Perché il nocciolo della questione, desolante dopo tanti soldi sperperati e tanti sfregi inflitti al territorio patrio, è proprio questo: l'alternativa ai combustibili fossili ancora non esiste. Questo significa aver costruito il futuro sul niente. Non parlarne, illudendosi forse di esorcizzare col silenzio una scomoda verità e in attesa di un diluvio di innovazioni tecnologiche rivoluzionarie, ne amplifica la gravità: oltre all'enorme sforzo per ottenere poco (o addirittura nulla), un simile atteggiamento conferma - e questa è la cosa più allarmante - un pericoloso distacco della classe dirigente italiana dalla realtà.

A conferma di ciò l'attuale governo, a monopolio grillino per quello che riguarda l'energia, presenta adesso il decreto destinato a regalare altri incentivi a pioggia per piantare altre pale e pannelli dappertutto da qui al 2020. Ecco dunque l'ultimo rischio incombente:

d) l'aumento (è argomento di questi giorni) degli incentivi, destinati poi ad andare del tutto fuori controllo con l'approvazione Ue del Piano Nazionale energia - clima, sulla redazione del quale stanno confluendo le attenzioni di tutti i lobbysti. Ma di questo tratteremo diffusamente in un'altra prossima occasione.
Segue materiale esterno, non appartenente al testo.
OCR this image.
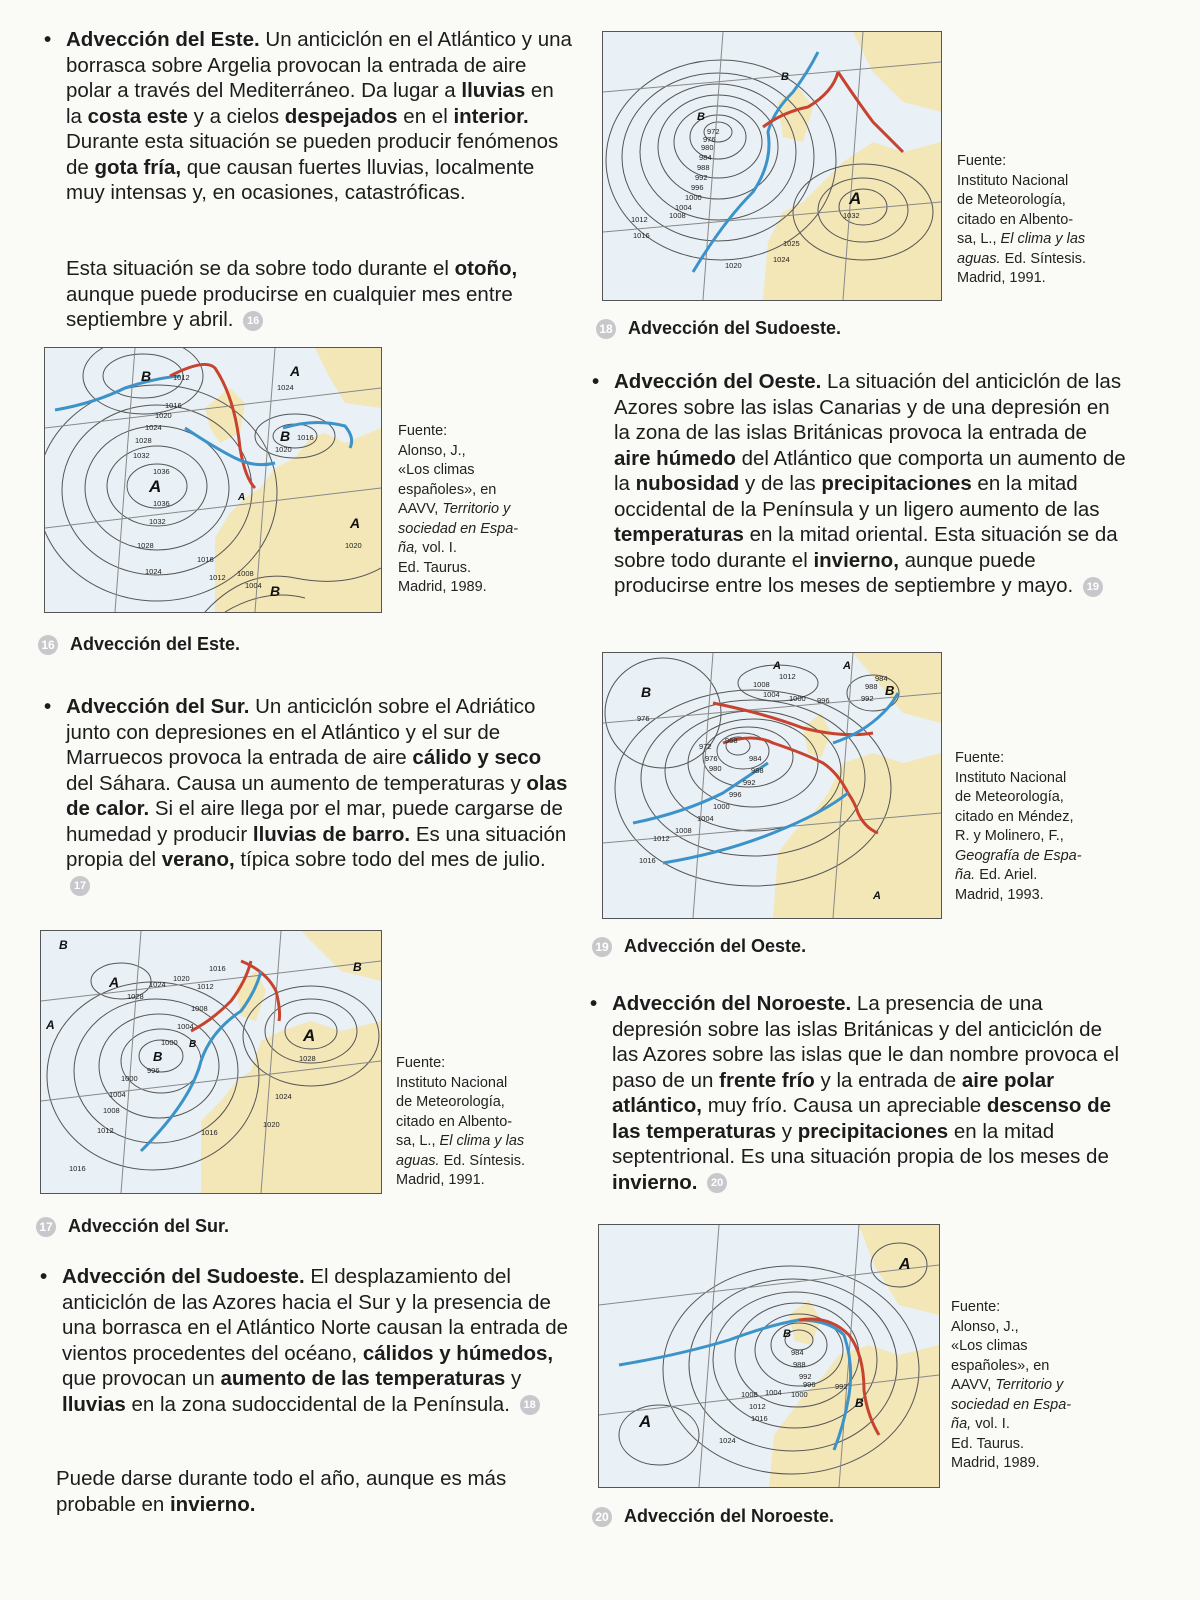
• Advección del Este. Un anticiclón en el Atlántico y una borrasca sobre Argelia provocan la entrada de aire polar a través del Mediterráneo. Da lugar a lluvias en la costa este y a cielos despejados en el interior. Durante esta situación se pueden producir fenómenos de gota fría, que causan fuertes lluvias, localmente muy intensas y, en ocasiones, catastróficas.
Esta situación se da sobre todo durante el otoño, aunque puede producirse en cualquier mes entre septiembre y abril. 16
B	A
A
B
A
B
A
1012
1016
1020
1024
1028
1032
1036
1036
1032
1028
1024
1024
1016
1020
1016
1012 1008
1004
1020
Fuente:
Alonso, J.,
«Los climas
españoles», en
AAVV, Territorio y
sociedad en Espa-
ña, vol. I.
Ed. Taurus.
Madrid, 1989.
16 Advección del Este.
• Advección del Sur. Un anticiclón sobre el Adriático junto con depresiones en el Atlántico y el sur de Marruecos provoca la entrada de aire cálido y seco del Sáhara. Causa un aumento de temperaturas y olas de calor. Si el aire llega por el mar, puede cargarse de humedad y producir lluvias de barro. Es una situación propia del verano, típica sobre todo del mes de julio. 17
B
A
A
B
B
B
A
1016
1020
1024
1028
1012
1008
1004
1000
996
1000
1004
1008
1012
1016
1028
1024
1020
1016
Fuente:
Instituto Nacional
de Meteorología,
citado en Albento-
sa, L., El clima y las
aguas. Ed. Síntesis.
Madrid, 1991.
17 Advección del Sur.
• Advección del Sudoeste. El desplazamiento del anticiclón de las Azores hacia el Sur y la presencia de una borrasca en el Atlántico Norte causan la entrada de vientos procedentes del océano, cálidos y húmedos, que provocan un aumento de las temperaturas y lluvias en la zona sudoccidental de la Península. 18
Puede darse durante todo el año, aunque es más probable en invierno.
B
B
A
972
976
980
984
988
992
996
1000
1004
1008
1012
1016
1020
1024
1025
1032
Fuente:
Instituto Nacional
de Meteorología,
citado en Albento-
sa, L., El clima y las
aguas. Ed. Síntesis.
Madrid, 1991.
18 Advección del Sudoeste.
• Advección del Oeste. La situación del anticiclón de las Azores sobre las islas Canarias y de una depresión en la zona de las islas Británicas provoca la entrada de aire húmedo del Atlántico que comporta un aumento de la nubosidad y de las precipitaciones en la mitad occidental de la Península y un ligero aumento de las temperaturas en la mitad oriental. Esta situación se da sobre todo durante el invierno, aunque puede producirse entre los meses de septiembre y mayo. 19
B
A	A
B
A
1012
1008
1004 1000 996
988
984
992
976
972
968
976
980
984
988
992
996
1000
1004
1008
1012
1016
Fuente:
Instituto Nacional
de Meteorología,
citado en Méndez,
R. y Molinero, F.,
Geografía de Espa-
ña. Ed. Ariel.
Madrid, 1993.
19 Advección del Oeste.
• Advección del Noroeste. La presencia de una depresión sobre las islas Británicas y del anticiclón de las Azores sobre las islas que le dan nombre provoca el paso de un frente frío y la entrada de aire polar atlántico, muy frío. Causa un apreciable descenso de las temperaturas y precipitaciones en la mitad septentrional. Es una situación propia de los meses de invierno. 20
A
B
B
A
984
988
992
996
1000
1004
1008
1012
1016
1024
992
Fuente:
Alonso, J.,
«Los climas
españoles», en
AAVV, Territorio y
sociedad en Espa-
ña, vol. I.
Ed. Taurus.
Madrid, 1989.
20 Advección del Noroeste.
Intanto però non guasterebbe che gli elettori del partner di governo del M5S cominciassero SUBITO ad esprime ai loro rappresentanti il proprio malumore per questa ennesima scelta grillina auto-lesionista, che, in questo caso, sarà irreversibile.

Al momento, però, a nessuno sembra importare niente di questo disastro incombente e, anzi, tutti cercano di arraffare quante più prebende possibili a danno del futuro del Paese.

Così Giuseppe Gatti nel succitato articolo: "Il rischio che vedo e mi preoccupa è il miope opportunismo che tende a prevalere nel sistema imprenditoriale e che l'ha storicamente reso filo-governativo by definition."

Si legga, proprio a tal proposito, Luca Pagni su La Repubblica del 30 settembre nell'articolo "Luce e gas, allarme bolletta. I rincari non si fermeranno":

"Il gas naturale - assicura Pagni - sarà in crescita almeno per i prossimi 15-20 anni, fino a quando non si arriverà a una più consistente sostituzione delle fonti di produzione con le rinnovabili... Tanto è vero che la Ue ha recentemente portato i nuovi obiettivi - continua a garantire l'articolo della Repubblica - ad almeno il 35%. Una sfida che l'Italia rischia di perdere , mentre sarebbe necessario quanto mai accelerare ora che si avvicina giorno dopo giorno alla grid parity, ovvero la possibilità di nuove installazioni senza incentivi."

Un ben curioso ragionamento, quello di accelerare la concessione di nuovi incentivi mentre giorno dopo giorno ci si avvicina al momento in cui gli incentivi non saranno più, almeno secondo la Repubblica, necessari. Ma se si prosegue nella lettura dell'articolo, la logica, sia pur perversa, si rivela stringente; la preoccupazione della Repubblica, in realtà, è molto più terra terra:

"Il nuovo governo, in particolare la componente grillina, ha promessa che favorirà le rinnovabili e taglierà i sussidi agli energivori. Ma la nuova bozza di decreto viene contestata dagli operatori della green economy e l'esecutivo ha garantito che qualcosa verrà cambiato."

La Repubblica desidera evidentemente che il "Sistema Italia" segua la brillante parabola della Sorgenia, già di proprietà della Cir, che si è auto-cannibalizzata per favorire i megaprofitti nel segmento delle Fer elettriche. A proposito: il governo giallo-verde potrebbe andare a ficcanasare e chiarire chi ha pagato il salvataggio della Sorgenia? Temiamo di saperlo e temiamo che De Benedetti non ci abbia rimesso molto, da questo suo clamoroso errore di strategia aziendale che adesso vorrebbe applicare pure all'intera politica energetica italiana. 

Il punto di non ritorno verso la povertà energetica, a causa dei tempi lunghi che richiede la costruzione di nuove centrali elettriche "tradizionali", è ormai vicinissimo. Dopo si entrerà in lande inesplorate, dagli esiti incerti ma certamente esiziali per l'Italia e in primis per il suo sistema produttivo.

Così passa e declina, in quest'autunno della razionalità che incede con pervicacia indicibile, il miglior tempo dell'industria italiana; e lungamente ci dice addio.